The second is a report produced by the International Longevity Centre and presented yesterday to the PFS conference by Steve Webb. This report , demonstrates in financial terms how much better the average person would have been taking advice over the first two decades of the millenium – than going it alone. The answer is on average £47k and the report shows that the less affluent would have been disproportionately better off than the affluent – by taking advice.
Some people, including my friend John Mather who put me on to this report, will be surprised that I agree with both John Lappin and with the ILC
Here are the results of the ILC report itself
The aggregated finding are in the bottom three rows and I have no doubt that the key conclusions are right.
Receiving professional financial advice between 2001 and 2006 resulted in a total boost to wealth (in pensions and financial assets) of £47,706 in 2014/16.
The benefits of financial advice are potentially greater for those we term “just getting by” than for those we consider “affluent”: the former would have seen a a 24% boost to their pension wealth compared to 11% for more affluent groups (those most likely to be advised).
Evidence also suggests that fostering an ongoing relationship with a financial advisor leads to better financial outcomes. Those who reported receiving advice at both time points in our analysis had nearly 50% higher average pension wealth than those only advised at the start
Which begs the question , why isn’t advice more generally available to the less affluent. The answer to that question is dealt with John Lappin’s article.
Steve Bee, making a welcome return to talking about financial services (since his firm’s acquisition) is clear that the employer has a key role – especially when they can put mobile technology into play
The best place for employees to find out this stuff is through their employer. Whether they’re actively involved or not, they still need to be the hub.
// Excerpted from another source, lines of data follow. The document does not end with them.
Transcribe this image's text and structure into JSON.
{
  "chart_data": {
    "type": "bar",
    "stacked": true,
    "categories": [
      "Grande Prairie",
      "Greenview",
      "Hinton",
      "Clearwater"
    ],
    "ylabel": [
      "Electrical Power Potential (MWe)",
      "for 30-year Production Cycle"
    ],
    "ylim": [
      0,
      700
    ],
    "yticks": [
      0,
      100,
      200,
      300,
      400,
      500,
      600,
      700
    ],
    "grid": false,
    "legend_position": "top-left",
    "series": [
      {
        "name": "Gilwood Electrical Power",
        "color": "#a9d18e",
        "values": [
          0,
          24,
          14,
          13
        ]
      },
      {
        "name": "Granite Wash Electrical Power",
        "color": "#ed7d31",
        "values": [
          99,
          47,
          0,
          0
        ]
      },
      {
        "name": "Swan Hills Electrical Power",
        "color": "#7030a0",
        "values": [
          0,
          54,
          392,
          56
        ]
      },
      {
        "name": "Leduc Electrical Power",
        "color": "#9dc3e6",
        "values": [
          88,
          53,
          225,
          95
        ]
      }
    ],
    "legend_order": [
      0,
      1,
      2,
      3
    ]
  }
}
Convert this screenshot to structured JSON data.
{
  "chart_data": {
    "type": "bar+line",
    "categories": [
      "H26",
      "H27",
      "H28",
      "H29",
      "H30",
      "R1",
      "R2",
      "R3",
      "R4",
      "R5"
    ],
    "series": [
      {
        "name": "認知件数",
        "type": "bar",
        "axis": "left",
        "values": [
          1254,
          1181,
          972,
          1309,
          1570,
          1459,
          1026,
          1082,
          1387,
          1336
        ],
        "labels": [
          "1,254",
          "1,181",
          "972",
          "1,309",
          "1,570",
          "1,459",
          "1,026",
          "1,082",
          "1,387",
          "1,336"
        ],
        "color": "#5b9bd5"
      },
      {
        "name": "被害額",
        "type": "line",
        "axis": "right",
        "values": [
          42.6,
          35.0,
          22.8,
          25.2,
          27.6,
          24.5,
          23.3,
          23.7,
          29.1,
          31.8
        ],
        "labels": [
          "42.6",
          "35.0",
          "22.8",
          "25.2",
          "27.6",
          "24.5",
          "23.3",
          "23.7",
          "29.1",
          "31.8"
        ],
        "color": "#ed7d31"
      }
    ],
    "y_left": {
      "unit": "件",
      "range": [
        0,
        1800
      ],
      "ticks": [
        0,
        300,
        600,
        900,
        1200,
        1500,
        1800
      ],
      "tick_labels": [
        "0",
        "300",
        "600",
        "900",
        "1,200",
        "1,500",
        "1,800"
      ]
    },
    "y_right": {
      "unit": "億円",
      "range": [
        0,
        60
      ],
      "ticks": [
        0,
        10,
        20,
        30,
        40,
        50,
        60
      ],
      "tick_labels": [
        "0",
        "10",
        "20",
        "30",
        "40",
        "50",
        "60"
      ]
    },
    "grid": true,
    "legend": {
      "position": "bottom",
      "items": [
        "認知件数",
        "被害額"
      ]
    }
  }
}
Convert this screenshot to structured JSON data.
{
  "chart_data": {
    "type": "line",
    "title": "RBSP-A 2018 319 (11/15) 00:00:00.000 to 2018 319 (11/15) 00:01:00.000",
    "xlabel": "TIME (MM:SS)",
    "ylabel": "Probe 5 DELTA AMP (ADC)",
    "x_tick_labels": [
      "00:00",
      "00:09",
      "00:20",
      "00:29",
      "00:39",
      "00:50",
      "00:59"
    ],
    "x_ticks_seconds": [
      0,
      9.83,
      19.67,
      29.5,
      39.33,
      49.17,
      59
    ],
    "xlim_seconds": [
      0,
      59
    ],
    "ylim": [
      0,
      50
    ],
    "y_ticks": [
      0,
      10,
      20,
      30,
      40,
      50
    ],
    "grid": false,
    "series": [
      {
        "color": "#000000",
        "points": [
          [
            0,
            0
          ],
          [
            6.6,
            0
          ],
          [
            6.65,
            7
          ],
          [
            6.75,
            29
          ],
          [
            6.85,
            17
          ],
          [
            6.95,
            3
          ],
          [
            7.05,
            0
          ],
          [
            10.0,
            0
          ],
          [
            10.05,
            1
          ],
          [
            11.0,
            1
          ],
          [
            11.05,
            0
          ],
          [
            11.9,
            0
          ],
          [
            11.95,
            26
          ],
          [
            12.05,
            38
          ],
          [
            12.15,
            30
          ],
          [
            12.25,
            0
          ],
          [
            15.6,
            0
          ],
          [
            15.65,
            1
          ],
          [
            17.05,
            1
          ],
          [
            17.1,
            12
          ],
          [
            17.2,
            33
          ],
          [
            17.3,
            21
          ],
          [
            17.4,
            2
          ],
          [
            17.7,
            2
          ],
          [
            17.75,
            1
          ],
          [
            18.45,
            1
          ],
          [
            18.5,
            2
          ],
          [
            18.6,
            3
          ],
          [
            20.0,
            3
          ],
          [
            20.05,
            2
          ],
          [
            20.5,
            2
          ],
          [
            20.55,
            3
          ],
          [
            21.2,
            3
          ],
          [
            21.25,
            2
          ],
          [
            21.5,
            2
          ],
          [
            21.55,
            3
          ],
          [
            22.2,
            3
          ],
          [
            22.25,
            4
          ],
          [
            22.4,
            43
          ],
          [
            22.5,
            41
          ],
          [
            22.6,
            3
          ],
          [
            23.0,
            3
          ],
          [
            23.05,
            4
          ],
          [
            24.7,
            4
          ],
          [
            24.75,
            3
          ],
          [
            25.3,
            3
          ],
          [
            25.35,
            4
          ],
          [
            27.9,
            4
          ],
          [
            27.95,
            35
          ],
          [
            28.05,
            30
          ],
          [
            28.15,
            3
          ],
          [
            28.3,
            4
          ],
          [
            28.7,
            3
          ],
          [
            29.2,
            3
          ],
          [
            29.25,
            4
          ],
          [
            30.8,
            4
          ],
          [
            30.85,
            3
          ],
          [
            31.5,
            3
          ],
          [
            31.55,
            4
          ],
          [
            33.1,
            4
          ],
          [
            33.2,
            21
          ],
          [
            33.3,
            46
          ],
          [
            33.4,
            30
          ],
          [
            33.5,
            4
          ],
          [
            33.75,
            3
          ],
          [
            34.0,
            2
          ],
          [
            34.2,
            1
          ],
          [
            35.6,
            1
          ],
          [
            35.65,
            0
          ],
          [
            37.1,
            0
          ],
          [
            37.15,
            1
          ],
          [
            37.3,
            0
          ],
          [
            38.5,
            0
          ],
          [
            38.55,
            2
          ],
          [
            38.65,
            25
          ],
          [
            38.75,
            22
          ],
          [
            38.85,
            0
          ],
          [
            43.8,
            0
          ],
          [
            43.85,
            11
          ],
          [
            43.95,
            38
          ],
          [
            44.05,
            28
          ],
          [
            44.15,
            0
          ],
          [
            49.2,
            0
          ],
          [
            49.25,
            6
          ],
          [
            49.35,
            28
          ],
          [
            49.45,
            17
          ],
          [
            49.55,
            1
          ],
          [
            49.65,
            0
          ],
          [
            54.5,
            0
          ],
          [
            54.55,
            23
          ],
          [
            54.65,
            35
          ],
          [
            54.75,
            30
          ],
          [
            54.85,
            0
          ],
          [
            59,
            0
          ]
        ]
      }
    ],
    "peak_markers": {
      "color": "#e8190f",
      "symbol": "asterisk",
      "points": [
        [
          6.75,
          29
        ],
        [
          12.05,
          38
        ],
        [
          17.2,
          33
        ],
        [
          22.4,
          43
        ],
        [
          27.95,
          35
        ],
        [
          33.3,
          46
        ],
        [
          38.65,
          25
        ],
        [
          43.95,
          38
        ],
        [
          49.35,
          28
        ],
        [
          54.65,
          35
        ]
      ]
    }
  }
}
I always thought the Money Advice Service in the early days should have been planted on every pension scheme’s website.
“Employers can do a load of this stuff because everyone’s got a computer in their pocket these days. You can make financial capability tools, simple ones, and even quite complicated ones available to everybody. It’s the next step for pension schemes.” Bee points out that the larger schemes have always done this sort of communication.
Tom McPhail believes the FCA and tPR can help too.
“I think it is now about finding a regulatory framework that enables firms to do more of the guidance stuff. There is a guidance gap not an advice gap.”
You might be slightly confused at this point by the differences in approach of those who see the benefit of advice and those arguing for guidance in the workplace.
I am here to provide some Kantian synthesis in typically cod fashion.
The problem with advice is delivery, it is not deliverable in bulk for all the reasons we know
- over-engineered fact-finds
- cost of regulation
- advisory business models
- lack of human resource
We also know that guidance is potentially deliverable in bulk for all the reasons we know
- mass distributors (employers, insurers and trustees)
- workplace pensions
- lighter touch legislation
The synthesis is simple. Guidance is the ante-chamber for Advice. Many could benefit from guidance and choose to enter the temple of the holy of holies – where sits the IFA on his gilded throne.
But even those who do not enter into the inner sanctum will get the benefits of guidance, leading them to take exactly the decisions that the ILC see as making all the difference.